Gifted and Talented
Dr. Helen has a discussion about gifted programs in school. An article discussed what educators in Montgomery County, Maryland are doing.
But this fall, educators decided to try a different approach. Instead of selecting a few hundred students for traditional school magnets, officials opened magnet programs at three middle schools to everyone.
"We've changed from labeling children to labeling services," Horn said. "It's not whether you're gifted, it's what's appropriate for you."
To that, Dr. Helen responds:
Oh sure, this method will really fool the kids--think they don't understand the hypocrisy of leveling the playing field? Of course they do. In my daughter's school, when the mentally handicapped kids are called over the intercom for special classes, they announce, "Will all of the 'Smart' kids come to Room 101." The whole school, from kindergarteners to 5th graders look at each other in amusement that the school is calling the handicapped kids smart. How silly is that? And how silly is it to let teachers observe kids to determine if they are "gifted" instead of allowing for some set of standards to do the sorting for them?

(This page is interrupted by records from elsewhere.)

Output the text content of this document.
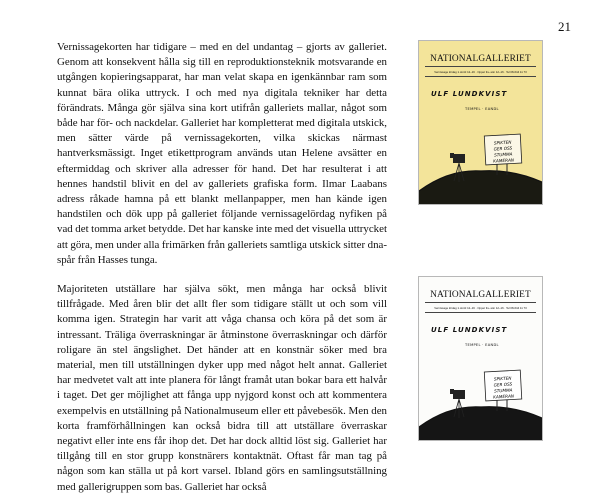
21

Vernissagekorten har tidigare – med en del undantag – gjorts av galleriet. Genom att konsekvent hålla sig till en reproduktionsteknik motsvarande en utgången kopieringsapparat, har man velat skapa en igenkännbar ram som kunnat bära olika uttryck. I och med nya digitala tekniker har detta förändrats. Många gör själva sina kort utifrån galleriets mallar, något som både har för- och nackdelar. Galleriet har kompletterat med digitala utskick, men sätter värde på vernissagekorten, vilka skickas närmast hantverksmässigt. Inget etikettprogram används utan Helene avsätter en eftermiddag och skriver alla adresser för hand. Det har resulterat i att hennes handstil blivit en del av galleriets grafiska form. Ilmar Laabans adress råkade hamna på ett blankt mellanpapper, men han kände igen handstilen och dök upp på galleriet följande vernissagelördag nyfiken på vad det tomma arket betydde. Det har kanske inte med det visuella uttrycket att göra, men under alla frimärken från galleriets samtliga utskick sitter dna-spår från Hasses tunga.

Majoriteten utställare har själva sökt, men många har också blivit tillfrågade. Med åren blir det allt fler som tidigare ställt ut och som vill komma igen. Strategin har varit att våga chansa och köra på det som är intressant. Träliga överraskningar är åtminstone överraskningar och därför roligare än stel ängslighet. Det händer att en konstnär söker med bra material, men till utställningen dyker upp med något helt annat. Galleriet har medvetet valt att inte planera för långt framåt utan bokar bara ett halvår i taget. Det ger möjlighet att fånga upp nyjgord konst och att kommentera exempelvis en utställning på Nationalmuseum eller ett påvebesök. Men den korta framförhållningen kan också bidra till att utställare överraskar negativt eller inte ens får ihop det. Det har dock alltid löst sig. Galleriet har tillgång till en stor grupp konstnärers kontaktnät. Oftast får man tag på någon som kan ställa ut på kort varsel. Ibland görs en samlingsutställning med gallerigruppen som bas. Galleriet har också

NATIONALGALLERIET
Vernissage lördag 1 okt kl 12–16 · Öppet fre–sön 12–16 · Tel 08-644 11 73
ULF LUNDKVIST
TEMPEL · EANDL
SPIKTEN
GER OSS
STUMMA
KAMERAN
NATIONALGALLERIET
Vernissage lördag 1 okt kl 12–16 · Öppet fre–sön 12–16 · Tel 08-644 11 73
ULF LUNDKVIST
TEMPEL · EANDL
SPIKTEN
GER OSS
STUMMA
KAMERAN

I was a participant in various gifted and talented programs [based on standardized exams], honors classes, and AP classes. The ones in elementary school I didn't like: they were basically extra work. We got to learn about astronomy or architecture, and debate topics like how to help a hypothetical future overcrowded prison in Earth orbit (ha!), but at the end of the day, we were forced to study the same mathematics we learned on our own years earlier, and were subjected to reading materials far below our level.
Honors classes were better, as for once we were doing better work. And I personally wasn't stressed by these "harder" classes; in fact, being in a class with other smart kids who wanted to learn significantly lessened social pressures.
My four AP classes gave me college credit. I suspect I may have been able to take other exams and pass them, just based on my capacity to remember useless information. But again, credit came from objective measurements.
Dr. Helen is absolutely right that kids understand what's going on. We knew that the (Grade Level)-2 class generally had the brighter students than the (Grade Level)-1 class. We knew the smaller reading classes were grouped by ability. And we absolutely knew what "special" meant. (Not "especially smart," that's for sure.) Make those distinctions clear.
Mainstreaming: it causes problems. If it were to be looked at honestly, educators would recognize that being known as "different" by EVERY OTHER KID is far more damaging to one's self-esteem than being in a "special" class. [WARNING: Reminiscing about an "innocent" time, before kids learned it's not polite to say certain things or be petty, is ahead.] One elementary school I attended was built next to the school for... well, we kids used the scientific term "retards." First off, we hated that only that school had air conditioning and an oven (not just a microwave) for heating lunches (soggy pizza = yuck!), and they got cakes, etc. But the worst venom was reserved for the few kids who split time between the two places. The perception was, "That lame-o spends lunch, recess, and study hall here, and class time with the retards."